The implosion of the subprime home-loan market struck home again last week as Glenn Puller and Cindy Ingram, convicted of mortgage fraud for a scheme in Aurora, were sentenced to federal prison last week. Post business columnist Al Lewis has a sharp analysis of how Puller, Ingram and their fellow defendants defrauded lenders including New Century Financial – an Irvine, Calif.-based company that has become a symbol of the bad-loan bust, as a page-one Wall Street Journal feature (sub. req.) details this morning.
Boulder real estate blogger Osman Parvez offers a detailed look at how the housing bust will affect Boulder County (scroll down). Short version: the news is not all bad.

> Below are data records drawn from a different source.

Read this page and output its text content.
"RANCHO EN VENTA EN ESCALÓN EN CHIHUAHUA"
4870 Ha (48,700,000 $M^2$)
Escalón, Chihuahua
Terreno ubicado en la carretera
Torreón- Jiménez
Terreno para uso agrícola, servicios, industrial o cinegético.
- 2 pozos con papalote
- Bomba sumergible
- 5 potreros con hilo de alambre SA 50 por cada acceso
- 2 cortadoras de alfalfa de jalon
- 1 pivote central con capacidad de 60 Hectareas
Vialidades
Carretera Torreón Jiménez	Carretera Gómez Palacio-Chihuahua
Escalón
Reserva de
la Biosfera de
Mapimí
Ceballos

In other business news: Qwest looks for ways round the legal ban on telcos offering pay TV statewide; local companies represent at the Natural Products Expo; and Vail Resorts sees real-estate revenue multiply more than five-fold.
In other business news:
-- Last month the state legislature tabled a bill that would give telecom companies like Qwest the opportunity to offer pay TV across the state (not just in cities where Qwest has a franchise already). The response of Chuck Ward, president of Qwest Colorado, quoted in today’s Rocky Mountain News: “The legislature found the status quo for Colorado is OK, which I continue to be amazed at. Seven percent price increases for cable service doesn’t seem to be a good status quo to me.”
-- The Natural Products Expo West, in Anaheim, Calif., wrapped up yesterday, and naturally (pardon the pun), Boulder-area companies were well-represented. The Daily Camera tracks the experience of a rookie entrepreneur at the Expo, Fiona Simon of Fiona’s Natural Foods.
-- Heavy snows plus a hot market for high-end resort real estate pushed Vail Resorts’ quarterly profit up 23 percent, the company said today. Mountain revenue – i.e., sales of ski passes and the like, grew healthily, by 10 percent to $272 million. Real estate revenue grew more than five-fold, to $56.2 million from $9.7 million.